Calculate √((9⁴ × 9²)/(9³ × 9⁵)).

02:29

### Video Transcript

Calculate the square root of nine to the fourth power times nine to the second power divided by nine to the third power times nine to the fifth power.

There are a few properties that we can use here because we will be working with like basis of nine. So when multiplying with like basis, we can add our exponents together. And when dividing with like basis, we can subtract their exponents together. So on the numerator, we can add the four and two together. And on the denominator, we can add the three and five together. So we have the square root of nine to the sixth divided by nine to the eighth.

So with the nines, we are dividing like basis of nine. So we can subtract their exponents of six and eight. So we have the square root of nine to the six minus eight power. So, we have the square root of nine to the negative second power. From here, we can replace the square root symbol with the power of one-half. And we can use the property where when we have 𝑥 to the 𝑎 to the 𝑏 power, so a power raised to another power, we actually multiply our powers together. So we need to multiply negative two and one-half together.

So our power is negative two divided by two, which is equal to negative one.
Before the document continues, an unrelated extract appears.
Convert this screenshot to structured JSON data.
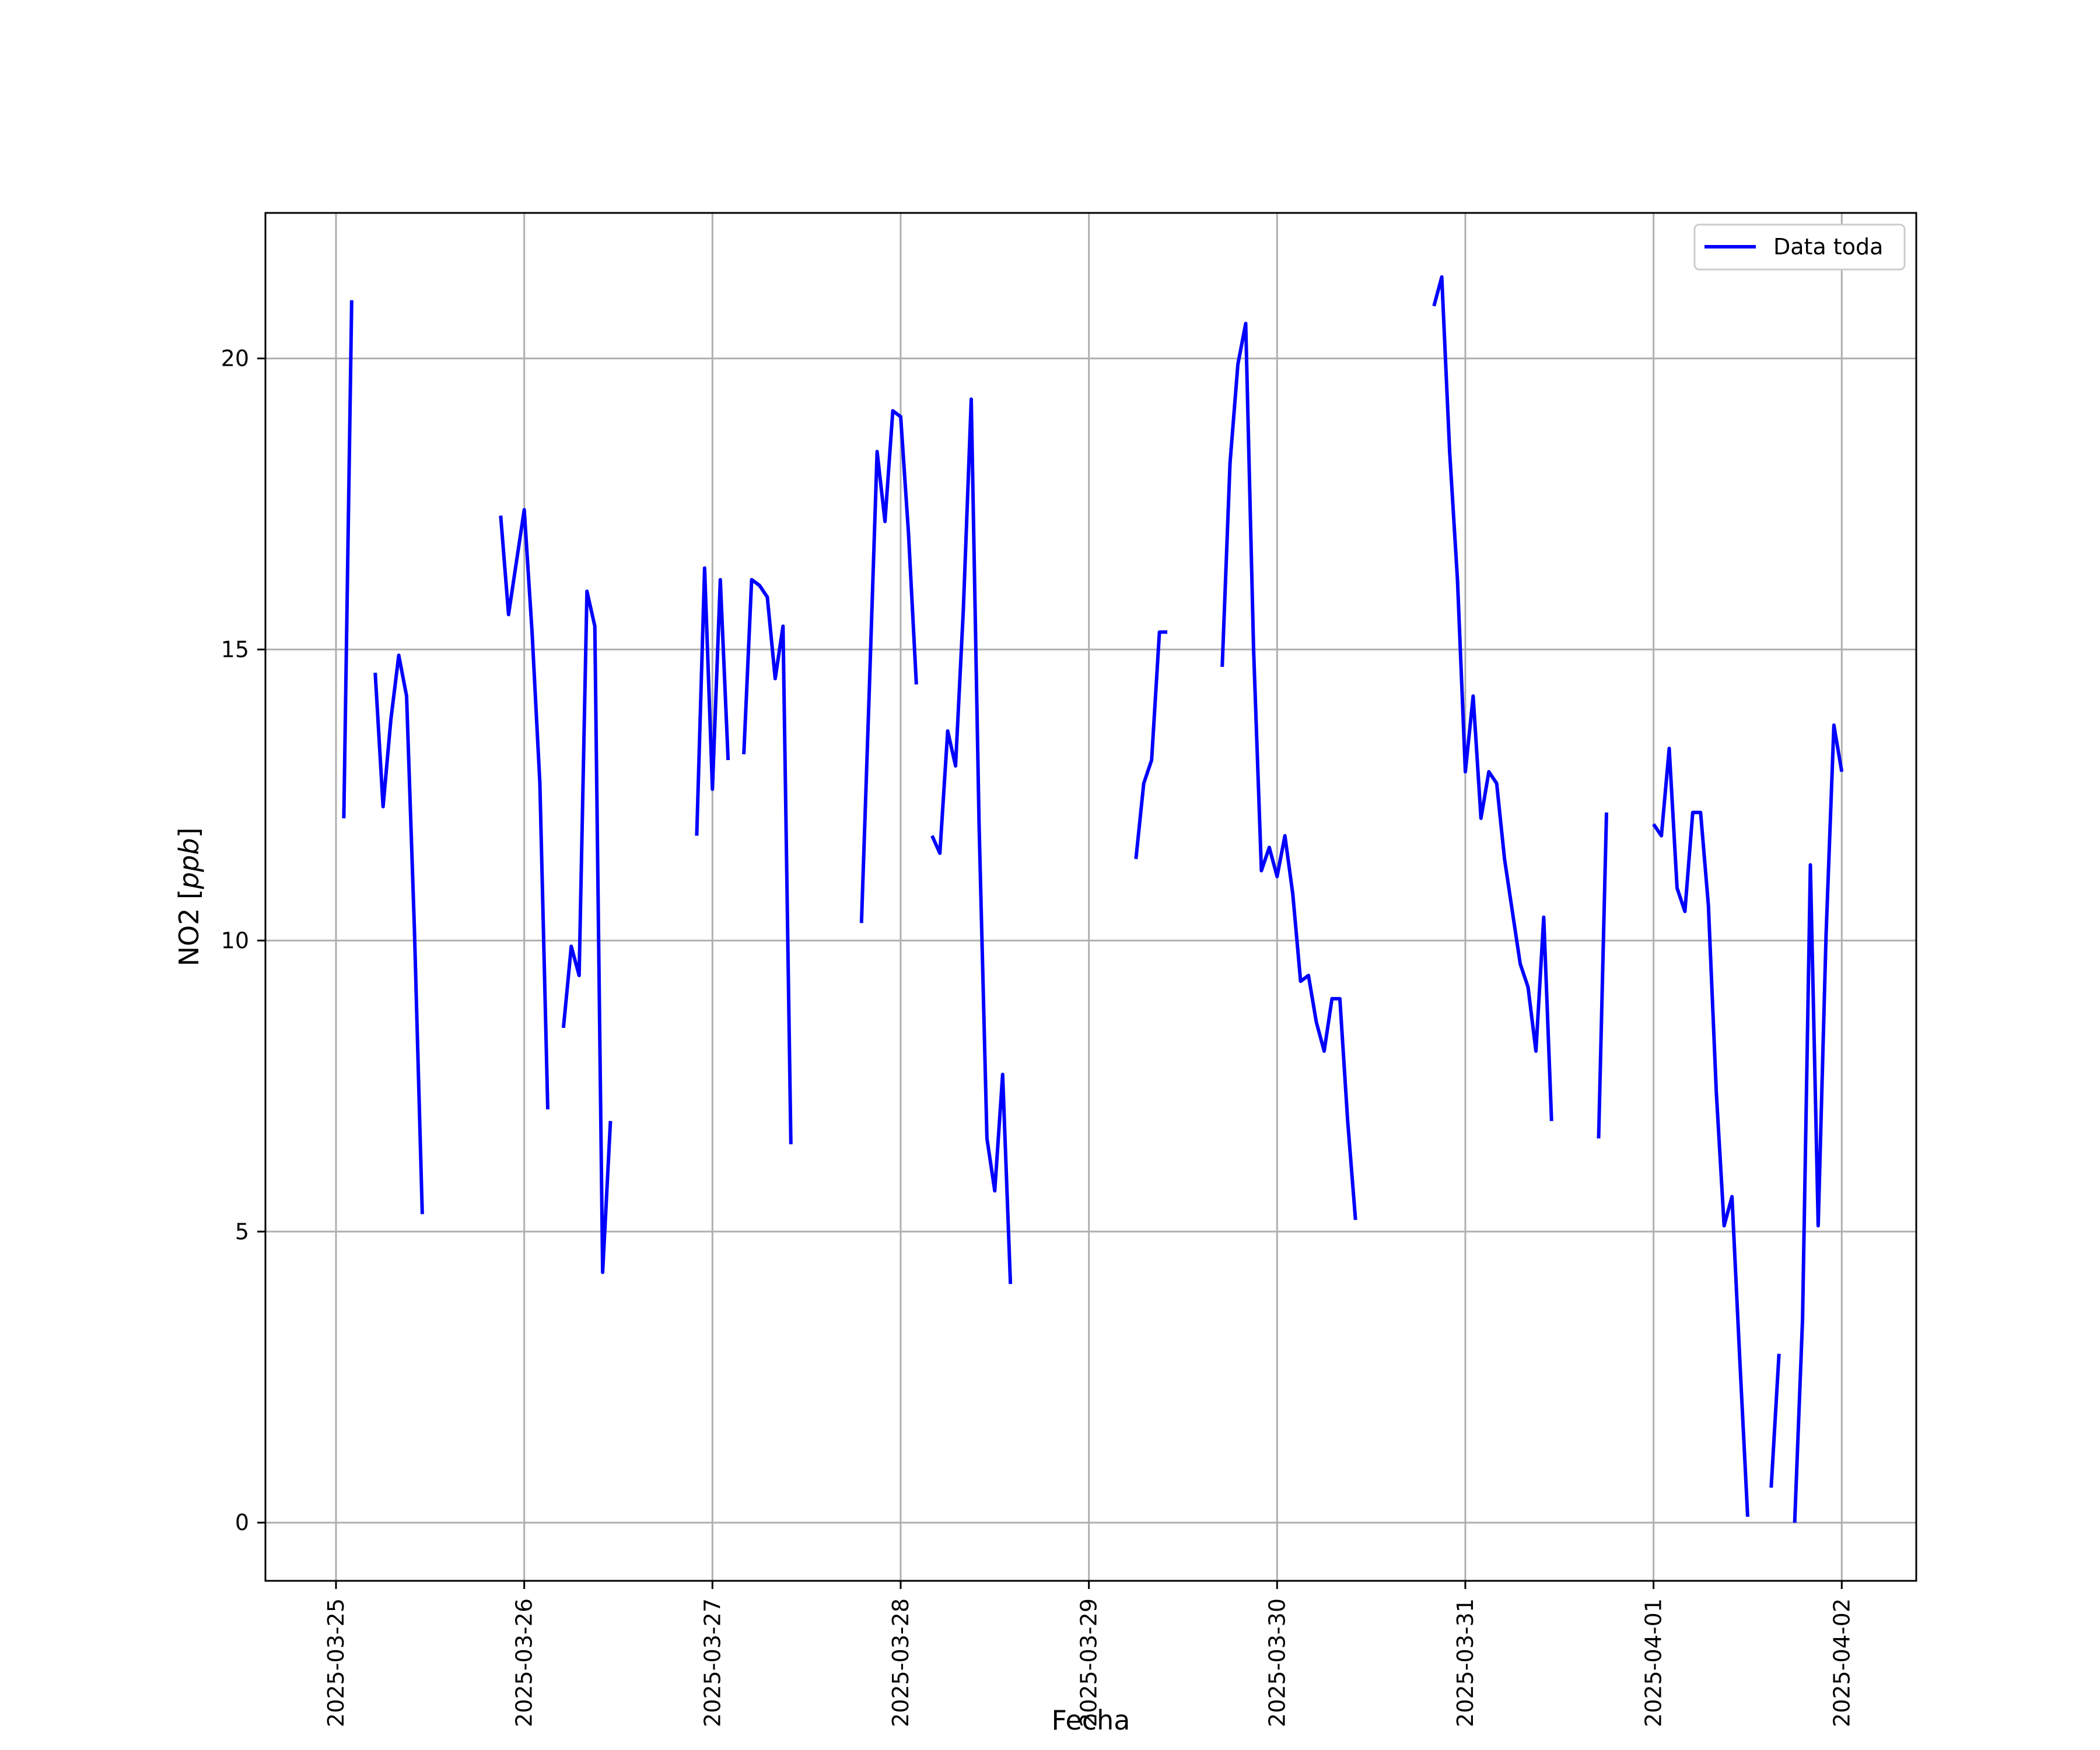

And nine to the negative first power is equal to one-ninth because when we have numbers raised to a negative exponent, if it’s on a numerator, we can move it to the dominator and make the power positive. Or, if it’s on the dominator and the power is negative, we can move it to the numerator and make the power positive.

We also could’ve worked a little bit differently from here. Nine to the fourth times nine squared means that there are four nines times two nines. So, all together, there are six nines. And then, for the denominator, nine to the third times nine to the fifth means there’s three nines and five nines, which makes sense because we have nine to the sixth power and nine to the eighth power. So all of the nines on the numerator cancel. So on the numerator we have one. Now, on the denominator, there’s two nines, so nine times nine, which is 81. So we can separate the numerator and denominator as separate square roots. So the numerator, square root of one is one. And the square root of 81 is nine. So, once again, we get one-ninth. So one-ninth will be our final answer.